Fernande Olivier

Image

Side profile of a young woman.

Pablo Picasso
b. 1881 Malaga, Spain; d. 1973 Mougins, France
Fernande Olivier, 1906
Charcoal on paper
24 x 17 5/8 inches
Accession date: 1989
The Dr. and Mrs. John J. Mayers Collection
© 2020 Estate of Pablo Picasso/Artists Rights Society (ARS), New York

In 1904, Pablo Picasso met Fernande Olivier, who became his first mistress and served as the inspiration for much of his work during their 7-year relationship. Picasso had a great passion for art and women; it is estimated he created approximately 50,000 works of art during his lengthy career and Fernade was the first of numerous mistresses. This portrait of her reveals Picasso’s love of drawing, a medium he continued to exploit for its expressionist possibilities his entire life. While rendering his love in a moderate number of charcoal lines, he fully expresses an overwhelmingly a sense of naturalism, exoticism and sensuality. Picasso and Fernande were together for seven years during which Picasso’s work developed rapidly. It was in 1906, that the 24-year-old artist began his study for Les Demoiselles d’Avignon – the painting credited with initiating Picasso’s revolutionary Cubist style.
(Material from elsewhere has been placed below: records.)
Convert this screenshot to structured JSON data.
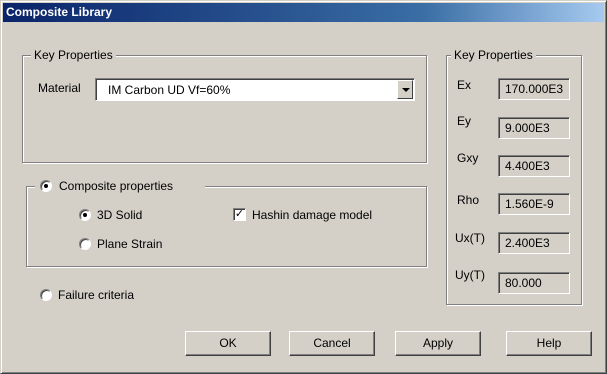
{
  "window": {
    "title": "Composite Library"
  },
  "key_properties_group": {
    "legend": "Key Properties",
    "material_label": "Material",
    "material_value": "IM Carbon UD Vf=60%"
  },
  "key_properties_panel": {
    "legend": "Key Properties",
    "rows": [
      {
        "label": "Ex",
        "value": "170.000E3"
      },
      {
        "label": "Ey",
        "value": "9.000E3"
      },
      {
        "label": "Gxy",
        "value": "4.400E3"
      },
      {
        "label": "Rho",
        "value": "1.560E-9"
      },
      {
        "label": "Ux(T)",
        "value": "2.400E3"
      },
      {
        "label": "Uy(T)",
        "value": "80.000"
      }
    ]
  },
  "composite_group": {
    "legend": "Composite properties",
    "selected": true,
    "solid_label": "3D Solid",
    "solid_selected": true,
    "plane_label": "Plane Strain",
    "plane_selected": false,
    "hashin_label": "Hashin damage model",
    "hashin_checked": true
  },
  "failure": {
    "label": "Failure criteria",
    "selected": false
  },
  "buttons": {
    "ok": "OK",
    "cancel": "Cancel",
    "apply": "Apply",
    "help": "Help"
  },
  "colors": {
    "face": "#d4d0c8",
    "title_start": "#0a246a",
    "title_end": "#a6caf0"
  },
  "icons": {
    "check": "checkmark-icon",
    "dropdown": "chevron-down-icon"
  }
}
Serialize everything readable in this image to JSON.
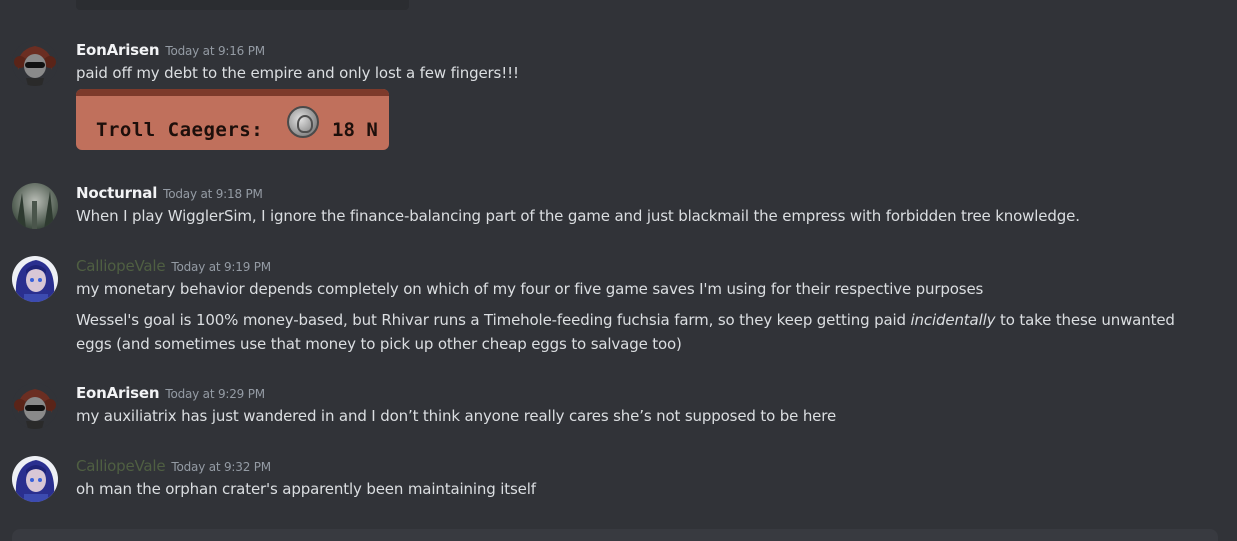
{
  "messages": [
    {
      "username": "EonArisen",
      "timestamp": "Today at 9:16 PM",
      "lines": [
        "paid off my debt to the empire and only lost a few fingers!!!"
      ],
      "embed": {
        "label": "Troll Caegers:",
        "amount": "18 N",
        "icon": "caeger-coin-icon"
      }
    },
    {
      "username": "Nocturnal",
      "timestamp": "Today at 9:18 PM",
      "lines": [
        "When I play WigglerSim, I ignore the finance-balancing part of the game and just blackmail the empress with forbidden tree knowledge."
      ]
    },
    {
      "username": "CalliopeVale",
      "timestamp": "Today at 9:19 PM",
      "lines": [
        "my monetary behavior depends completely on which of my four or five game saves I'm using for their respective purposes",
        {
          "before": "Wessel's goal is 100% money-based, but Rhivar runs a Timehole-feeding fuchsia farm, so they keep getting paid ",
          "italic": "incidentally",
          "after": " to take these unwanted eggs (and sometimes use that money to pick up other cheap eggs to salvage too)"
        }
      ]
    },
    {
      "username": "EonArisen",
      "timestamp": "Today at 9:29 PM",
      "lines": [
        "my auxiliatrix has just wandered in and I don’t think anyone really cares she’s not supposed to be here"
      ]
    },
    {
      "username": "CalliopeVale",
      "timestamp": "Today at 9:32 PM",
      "lines": [
        "oh man the orphan crater's apparently been maintaining itself"
      ]
    }
  ],
  "colors": {
    "background": "#313338",
    "username_default": "#f2f3f5",
    "username_calliope": "#4f5f42",
    "timestamp": "#949ba4",
    "text": "#dbdee1"
  }
}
A painter, printmaker and ceramicist, who revolutionized western art, Picasso was born in Malaga, Spain in 1881. He settled in Paris in 1904 and became a driving force in the avant-garde Parisian art community. Within the context of this highly creative environment and with the constant threat of war and social uprising, Picasso experimented with a variety of different media that ultimately led to his groundbreaking collage paintings, graphic work and sculptures. His artistic output was practically all dedicated to the depiction of the human form, which he explored in detail at all stages of his prolific career and in diverse styles from realism to abstract figures in exaggerated distortions. Picasso died on April 8, 1973 at the age of 91, creating nearly to the very end.